According to the studio, the overall design concept concentrated on detail work that would cater to modern filmmaking needs.

For example:

– the facade heights were increased to 40 to 50 feet to give the set a big city downtown feel;

– the width of the main street was narrowed so cameras can film both sides of the street in the same shot;

– the new facades have unobstructed interior shooting spaces so productions can shoot both interiors and exteriors without returning to a sound stage;

– long vista shots through archways are now possible to give added depth to scenes;

– for chase sequences, cameras can be positioned on the reinforced facade roofs or mounted on a crane to follow the action;

– the new Courthouse Square has a fire station large enough to hold a full-sized fire truck;

– as an added touch of realism, the manhole covers can emit special effects steam; and

– London Square has chimneys rigged for special effect smoke.

"I am so proud that the heart of the entertainment industry is right here in California, and I am committed to making sure it remains here," said Gov. Arnold Schwarzenegger.

"This site at Universal Studios offers a wealth of creative opportunities for Hollywood moviemaking and television production here in Los Angeles, and it will draw tourists from around the world to satisfy their curiosity and fascination with the behind-the-scenes magic of the movie and television industry," Mayor Antonio Villaraigosa said.

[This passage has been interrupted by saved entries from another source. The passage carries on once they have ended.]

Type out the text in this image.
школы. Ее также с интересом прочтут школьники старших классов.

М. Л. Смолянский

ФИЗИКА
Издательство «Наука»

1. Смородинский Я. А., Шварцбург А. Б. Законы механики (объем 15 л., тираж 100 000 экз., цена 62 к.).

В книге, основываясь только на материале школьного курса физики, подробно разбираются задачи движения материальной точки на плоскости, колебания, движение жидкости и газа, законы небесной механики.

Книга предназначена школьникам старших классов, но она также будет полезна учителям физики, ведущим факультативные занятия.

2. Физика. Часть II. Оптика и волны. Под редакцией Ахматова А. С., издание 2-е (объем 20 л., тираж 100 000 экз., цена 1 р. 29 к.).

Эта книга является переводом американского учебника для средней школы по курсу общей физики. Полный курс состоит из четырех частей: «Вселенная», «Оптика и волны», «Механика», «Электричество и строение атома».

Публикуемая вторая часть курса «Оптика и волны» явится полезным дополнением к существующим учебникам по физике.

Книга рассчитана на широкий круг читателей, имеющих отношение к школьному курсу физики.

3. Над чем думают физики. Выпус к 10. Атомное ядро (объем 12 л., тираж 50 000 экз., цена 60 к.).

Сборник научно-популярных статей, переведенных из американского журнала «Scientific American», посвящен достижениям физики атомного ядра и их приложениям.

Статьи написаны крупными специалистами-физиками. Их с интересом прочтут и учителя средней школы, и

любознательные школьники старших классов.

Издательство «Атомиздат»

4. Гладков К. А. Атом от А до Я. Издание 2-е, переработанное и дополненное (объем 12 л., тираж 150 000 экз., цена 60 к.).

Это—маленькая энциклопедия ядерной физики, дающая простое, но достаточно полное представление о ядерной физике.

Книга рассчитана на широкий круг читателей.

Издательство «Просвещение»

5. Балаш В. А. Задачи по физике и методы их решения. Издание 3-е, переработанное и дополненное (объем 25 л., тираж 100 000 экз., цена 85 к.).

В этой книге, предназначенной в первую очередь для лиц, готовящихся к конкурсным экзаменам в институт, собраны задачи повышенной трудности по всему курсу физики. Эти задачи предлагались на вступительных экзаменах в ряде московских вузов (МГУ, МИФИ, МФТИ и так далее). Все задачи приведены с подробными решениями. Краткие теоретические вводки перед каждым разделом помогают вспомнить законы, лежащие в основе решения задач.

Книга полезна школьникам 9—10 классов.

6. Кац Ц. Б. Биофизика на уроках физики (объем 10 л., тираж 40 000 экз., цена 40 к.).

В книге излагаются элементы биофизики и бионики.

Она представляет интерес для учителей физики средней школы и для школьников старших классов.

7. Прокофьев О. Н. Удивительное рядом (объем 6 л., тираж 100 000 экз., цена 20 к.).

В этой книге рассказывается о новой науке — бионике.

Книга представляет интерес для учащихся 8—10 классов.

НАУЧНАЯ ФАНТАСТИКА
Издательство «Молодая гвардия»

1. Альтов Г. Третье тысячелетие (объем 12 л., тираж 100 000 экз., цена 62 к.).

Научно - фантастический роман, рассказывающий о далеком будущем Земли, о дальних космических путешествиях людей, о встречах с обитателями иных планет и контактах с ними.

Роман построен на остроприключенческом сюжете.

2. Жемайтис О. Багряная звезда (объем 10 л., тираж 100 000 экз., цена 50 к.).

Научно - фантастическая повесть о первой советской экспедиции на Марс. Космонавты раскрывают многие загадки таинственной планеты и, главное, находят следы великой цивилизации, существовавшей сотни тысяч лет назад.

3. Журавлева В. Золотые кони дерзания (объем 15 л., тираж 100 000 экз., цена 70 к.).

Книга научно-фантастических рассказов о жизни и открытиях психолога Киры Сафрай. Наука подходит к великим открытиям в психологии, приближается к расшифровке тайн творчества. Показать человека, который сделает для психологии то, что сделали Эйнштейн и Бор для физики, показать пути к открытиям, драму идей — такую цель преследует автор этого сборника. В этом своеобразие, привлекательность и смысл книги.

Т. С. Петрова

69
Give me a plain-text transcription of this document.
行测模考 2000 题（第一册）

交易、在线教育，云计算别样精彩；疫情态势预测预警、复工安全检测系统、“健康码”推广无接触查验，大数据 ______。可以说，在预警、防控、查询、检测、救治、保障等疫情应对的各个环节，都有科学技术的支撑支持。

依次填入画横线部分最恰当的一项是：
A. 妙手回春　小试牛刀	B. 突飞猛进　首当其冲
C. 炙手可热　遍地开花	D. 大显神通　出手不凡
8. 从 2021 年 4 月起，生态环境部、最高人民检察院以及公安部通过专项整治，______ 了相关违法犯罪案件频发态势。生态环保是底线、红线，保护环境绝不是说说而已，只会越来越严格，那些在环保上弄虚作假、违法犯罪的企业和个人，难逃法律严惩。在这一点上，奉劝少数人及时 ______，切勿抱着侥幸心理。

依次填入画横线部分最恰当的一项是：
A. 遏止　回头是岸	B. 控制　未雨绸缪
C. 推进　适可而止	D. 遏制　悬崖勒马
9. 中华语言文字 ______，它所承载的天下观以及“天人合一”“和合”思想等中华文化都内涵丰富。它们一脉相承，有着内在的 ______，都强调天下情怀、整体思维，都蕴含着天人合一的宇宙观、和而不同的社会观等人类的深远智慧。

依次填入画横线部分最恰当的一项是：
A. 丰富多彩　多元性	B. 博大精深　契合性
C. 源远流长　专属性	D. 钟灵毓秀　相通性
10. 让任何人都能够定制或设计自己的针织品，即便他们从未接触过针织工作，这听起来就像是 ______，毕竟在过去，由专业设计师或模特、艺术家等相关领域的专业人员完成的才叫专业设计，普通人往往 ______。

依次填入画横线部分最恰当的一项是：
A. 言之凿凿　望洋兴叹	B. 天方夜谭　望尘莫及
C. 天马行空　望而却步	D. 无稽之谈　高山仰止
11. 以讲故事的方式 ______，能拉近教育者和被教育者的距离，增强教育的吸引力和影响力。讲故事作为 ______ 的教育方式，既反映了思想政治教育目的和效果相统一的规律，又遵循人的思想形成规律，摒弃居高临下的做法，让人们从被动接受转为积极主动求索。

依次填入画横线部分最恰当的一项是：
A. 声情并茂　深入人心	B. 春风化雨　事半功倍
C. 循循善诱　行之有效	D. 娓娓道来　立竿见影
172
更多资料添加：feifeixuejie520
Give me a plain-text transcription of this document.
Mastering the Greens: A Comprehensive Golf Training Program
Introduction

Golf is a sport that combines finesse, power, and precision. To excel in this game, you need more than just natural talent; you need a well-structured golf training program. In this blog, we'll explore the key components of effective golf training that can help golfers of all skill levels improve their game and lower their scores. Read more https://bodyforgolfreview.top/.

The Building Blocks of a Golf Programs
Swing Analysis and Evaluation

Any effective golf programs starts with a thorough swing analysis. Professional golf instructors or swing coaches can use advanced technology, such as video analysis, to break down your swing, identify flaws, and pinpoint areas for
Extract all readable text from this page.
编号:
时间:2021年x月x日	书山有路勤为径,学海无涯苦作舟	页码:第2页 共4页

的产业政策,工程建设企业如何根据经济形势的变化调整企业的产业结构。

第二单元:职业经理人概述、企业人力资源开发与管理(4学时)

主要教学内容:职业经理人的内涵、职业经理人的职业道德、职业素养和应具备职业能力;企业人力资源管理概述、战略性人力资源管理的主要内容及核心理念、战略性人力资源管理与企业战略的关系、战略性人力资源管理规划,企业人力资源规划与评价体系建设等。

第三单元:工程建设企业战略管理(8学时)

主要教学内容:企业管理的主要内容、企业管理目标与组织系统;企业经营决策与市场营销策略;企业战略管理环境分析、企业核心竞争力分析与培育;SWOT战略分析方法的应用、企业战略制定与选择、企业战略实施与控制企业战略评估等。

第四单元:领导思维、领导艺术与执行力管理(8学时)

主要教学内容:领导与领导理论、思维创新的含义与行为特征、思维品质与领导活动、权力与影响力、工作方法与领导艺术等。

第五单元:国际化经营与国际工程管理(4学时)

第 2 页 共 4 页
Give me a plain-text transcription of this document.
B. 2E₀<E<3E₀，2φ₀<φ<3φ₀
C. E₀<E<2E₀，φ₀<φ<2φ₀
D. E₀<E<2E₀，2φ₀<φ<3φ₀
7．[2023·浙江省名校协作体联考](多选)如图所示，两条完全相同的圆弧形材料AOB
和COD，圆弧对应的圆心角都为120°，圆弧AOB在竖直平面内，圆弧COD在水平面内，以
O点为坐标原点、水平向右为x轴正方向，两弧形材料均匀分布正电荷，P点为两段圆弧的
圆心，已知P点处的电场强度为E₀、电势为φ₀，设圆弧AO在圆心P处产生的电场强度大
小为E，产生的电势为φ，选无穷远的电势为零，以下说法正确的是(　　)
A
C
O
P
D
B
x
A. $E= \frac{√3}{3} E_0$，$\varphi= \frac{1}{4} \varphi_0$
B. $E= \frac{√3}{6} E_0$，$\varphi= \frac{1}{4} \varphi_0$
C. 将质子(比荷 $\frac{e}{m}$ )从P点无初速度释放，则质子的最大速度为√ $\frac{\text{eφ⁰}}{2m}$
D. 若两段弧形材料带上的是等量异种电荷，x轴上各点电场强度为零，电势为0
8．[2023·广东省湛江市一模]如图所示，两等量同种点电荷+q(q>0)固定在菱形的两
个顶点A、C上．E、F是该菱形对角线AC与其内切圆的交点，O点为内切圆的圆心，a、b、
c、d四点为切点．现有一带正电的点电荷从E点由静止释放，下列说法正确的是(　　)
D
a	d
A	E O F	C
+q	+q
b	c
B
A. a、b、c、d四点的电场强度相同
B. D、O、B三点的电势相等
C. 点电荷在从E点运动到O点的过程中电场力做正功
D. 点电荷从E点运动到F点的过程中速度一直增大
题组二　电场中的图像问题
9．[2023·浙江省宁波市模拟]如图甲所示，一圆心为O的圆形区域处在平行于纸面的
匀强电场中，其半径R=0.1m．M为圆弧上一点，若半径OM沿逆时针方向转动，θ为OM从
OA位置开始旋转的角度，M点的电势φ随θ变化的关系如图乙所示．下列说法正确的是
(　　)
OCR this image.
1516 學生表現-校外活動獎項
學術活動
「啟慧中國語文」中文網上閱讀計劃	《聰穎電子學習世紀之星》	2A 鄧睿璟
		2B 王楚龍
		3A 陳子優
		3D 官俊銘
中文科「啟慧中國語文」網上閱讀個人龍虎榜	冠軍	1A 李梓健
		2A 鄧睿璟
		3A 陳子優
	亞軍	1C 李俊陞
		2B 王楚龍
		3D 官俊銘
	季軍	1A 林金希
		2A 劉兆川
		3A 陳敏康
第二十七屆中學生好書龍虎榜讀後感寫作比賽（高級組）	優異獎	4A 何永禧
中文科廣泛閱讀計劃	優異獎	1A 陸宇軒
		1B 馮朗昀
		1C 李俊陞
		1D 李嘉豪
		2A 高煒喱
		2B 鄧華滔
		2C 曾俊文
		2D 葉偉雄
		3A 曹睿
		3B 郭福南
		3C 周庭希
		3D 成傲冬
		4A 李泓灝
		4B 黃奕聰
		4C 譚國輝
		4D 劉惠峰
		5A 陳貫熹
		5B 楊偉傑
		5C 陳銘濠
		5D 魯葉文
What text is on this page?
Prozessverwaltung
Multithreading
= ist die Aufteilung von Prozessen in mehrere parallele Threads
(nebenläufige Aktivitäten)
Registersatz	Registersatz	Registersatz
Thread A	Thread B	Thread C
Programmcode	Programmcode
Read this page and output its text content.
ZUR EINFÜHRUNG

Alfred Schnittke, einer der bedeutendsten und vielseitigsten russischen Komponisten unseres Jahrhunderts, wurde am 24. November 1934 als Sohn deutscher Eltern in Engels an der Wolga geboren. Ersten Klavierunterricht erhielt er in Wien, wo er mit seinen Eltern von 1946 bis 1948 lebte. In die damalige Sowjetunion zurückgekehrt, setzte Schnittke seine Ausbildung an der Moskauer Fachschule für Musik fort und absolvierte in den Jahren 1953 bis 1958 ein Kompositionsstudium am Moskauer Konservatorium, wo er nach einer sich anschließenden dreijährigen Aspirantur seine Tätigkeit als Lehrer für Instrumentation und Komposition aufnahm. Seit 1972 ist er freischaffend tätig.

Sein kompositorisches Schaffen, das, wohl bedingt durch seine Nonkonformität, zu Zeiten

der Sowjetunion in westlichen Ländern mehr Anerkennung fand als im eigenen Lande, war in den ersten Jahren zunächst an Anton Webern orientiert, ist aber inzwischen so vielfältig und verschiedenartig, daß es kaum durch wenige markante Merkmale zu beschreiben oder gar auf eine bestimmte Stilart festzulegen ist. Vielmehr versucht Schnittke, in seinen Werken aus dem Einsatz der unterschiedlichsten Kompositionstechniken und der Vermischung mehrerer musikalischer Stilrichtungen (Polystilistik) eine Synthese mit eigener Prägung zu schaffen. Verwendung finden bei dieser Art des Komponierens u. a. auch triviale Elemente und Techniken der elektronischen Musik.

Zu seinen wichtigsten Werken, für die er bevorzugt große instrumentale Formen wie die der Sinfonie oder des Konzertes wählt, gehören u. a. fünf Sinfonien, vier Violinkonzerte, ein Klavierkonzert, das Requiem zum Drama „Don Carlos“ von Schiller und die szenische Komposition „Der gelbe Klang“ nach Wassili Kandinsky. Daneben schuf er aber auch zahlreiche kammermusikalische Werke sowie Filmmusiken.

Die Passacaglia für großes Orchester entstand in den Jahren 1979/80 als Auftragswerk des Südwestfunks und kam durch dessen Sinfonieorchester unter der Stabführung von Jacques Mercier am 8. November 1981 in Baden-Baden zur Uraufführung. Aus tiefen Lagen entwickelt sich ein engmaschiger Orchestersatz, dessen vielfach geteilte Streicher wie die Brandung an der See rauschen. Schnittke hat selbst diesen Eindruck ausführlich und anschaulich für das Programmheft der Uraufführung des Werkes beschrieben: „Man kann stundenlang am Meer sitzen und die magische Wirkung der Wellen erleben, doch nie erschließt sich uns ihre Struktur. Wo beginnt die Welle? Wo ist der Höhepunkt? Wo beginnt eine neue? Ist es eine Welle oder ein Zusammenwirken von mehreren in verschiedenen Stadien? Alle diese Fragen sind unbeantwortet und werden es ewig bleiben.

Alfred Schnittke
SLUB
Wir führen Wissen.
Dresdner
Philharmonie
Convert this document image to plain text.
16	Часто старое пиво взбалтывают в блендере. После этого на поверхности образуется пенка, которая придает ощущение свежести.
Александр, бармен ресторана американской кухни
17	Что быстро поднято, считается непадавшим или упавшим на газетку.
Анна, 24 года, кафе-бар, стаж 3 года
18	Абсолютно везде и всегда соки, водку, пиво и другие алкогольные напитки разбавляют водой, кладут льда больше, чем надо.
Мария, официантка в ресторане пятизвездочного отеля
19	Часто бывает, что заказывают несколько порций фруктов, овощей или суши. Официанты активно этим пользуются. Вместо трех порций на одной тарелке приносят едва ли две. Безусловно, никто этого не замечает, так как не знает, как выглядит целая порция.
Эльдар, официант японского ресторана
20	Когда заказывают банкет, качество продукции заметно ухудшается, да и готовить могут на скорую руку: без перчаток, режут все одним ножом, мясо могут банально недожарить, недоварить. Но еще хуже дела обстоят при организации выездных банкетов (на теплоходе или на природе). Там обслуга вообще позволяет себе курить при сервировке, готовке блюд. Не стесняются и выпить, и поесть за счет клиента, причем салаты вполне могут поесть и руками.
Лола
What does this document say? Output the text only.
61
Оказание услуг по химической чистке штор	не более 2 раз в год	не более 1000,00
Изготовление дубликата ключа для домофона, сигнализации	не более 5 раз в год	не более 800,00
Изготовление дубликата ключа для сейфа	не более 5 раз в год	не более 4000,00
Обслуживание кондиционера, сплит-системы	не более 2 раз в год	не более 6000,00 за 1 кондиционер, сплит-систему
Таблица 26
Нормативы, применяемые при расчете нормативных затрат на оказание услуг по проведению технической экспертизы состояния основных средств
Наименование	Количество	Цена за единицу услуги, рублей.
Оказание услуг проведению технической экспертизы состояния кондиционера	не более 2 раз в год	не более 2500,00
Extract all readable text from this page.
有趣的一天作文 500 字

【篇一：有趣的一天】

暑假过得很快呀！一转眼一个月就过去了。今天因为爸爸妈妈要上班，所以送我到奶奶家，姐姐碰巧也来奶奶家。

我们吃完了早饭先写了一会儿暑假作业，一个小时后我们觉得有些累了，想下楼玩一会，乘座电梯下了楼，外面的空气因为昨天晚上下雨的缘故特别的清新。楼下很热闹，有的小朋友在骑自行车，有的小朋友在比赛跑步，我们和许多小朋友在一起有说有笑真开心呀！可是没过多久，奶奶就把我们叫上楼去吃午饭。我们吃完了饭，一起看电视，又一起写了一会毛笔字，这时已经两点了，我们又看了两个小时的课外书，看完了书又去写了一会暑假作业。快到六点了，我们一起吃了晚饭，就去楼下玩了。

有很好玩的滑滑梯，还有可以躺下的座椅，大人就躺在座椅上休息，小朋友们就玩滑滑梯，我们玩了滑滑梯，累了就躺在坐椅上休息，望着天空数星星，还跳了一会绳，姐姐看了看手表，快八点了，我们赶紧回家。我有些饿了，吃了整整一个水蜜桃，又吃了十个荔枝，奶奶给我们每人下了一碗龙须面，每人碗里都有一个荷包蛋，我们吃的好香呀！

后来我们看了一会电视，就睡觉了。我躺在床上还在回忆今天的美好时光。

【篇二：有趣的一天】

The new sets will become part of the University Studio tour. Meanwhile, a new King Kong 360 3D attraction created by Oscar-winning director Peter Jackson will open this summer, to replace the old one that also burned in the fire, along with a video vault.

"With the arrival of the highly anticipated King Kong 360 3D, taking the 3D experience to a powerful new level, and the completion of the iconic New York Street locations, we're offering a more compelling behind-the-scenes experience than at any time in our history," said Larry Kurzweil, Universal Studios Hollywood's president and chief operating officer.

To show its gratitude to the firefighters who put out the blaze that destroyed the original sets, Universal Studios will donate $100,000 over five years to local firefighting departments so they can buy additional equipment to ensure firefighter safety.

The studio also worked with the Los Angeles County Fire and Building & Safety departments to create new guidelines for fire safety on the new sets. All have fully automatic sprinkler systems, central fire alarm system, built-in fire separation areas and a separate water supply infrastructure.

A fixture in Hollywood for decades, New York Street has been the setting of countless commercials, television shows and movies such as "The Sting," "Blues Brothers," "To Kill A Mockingbird," "Back To The Future," "Frost/Nixon" and "Bruce Almighty." It burned in an accidental fire on June 1, 2008.

At the height of the construction, 500 workers were employed on the project daily. By the end of construction, on June 30, more than a million work-hours will have been completed.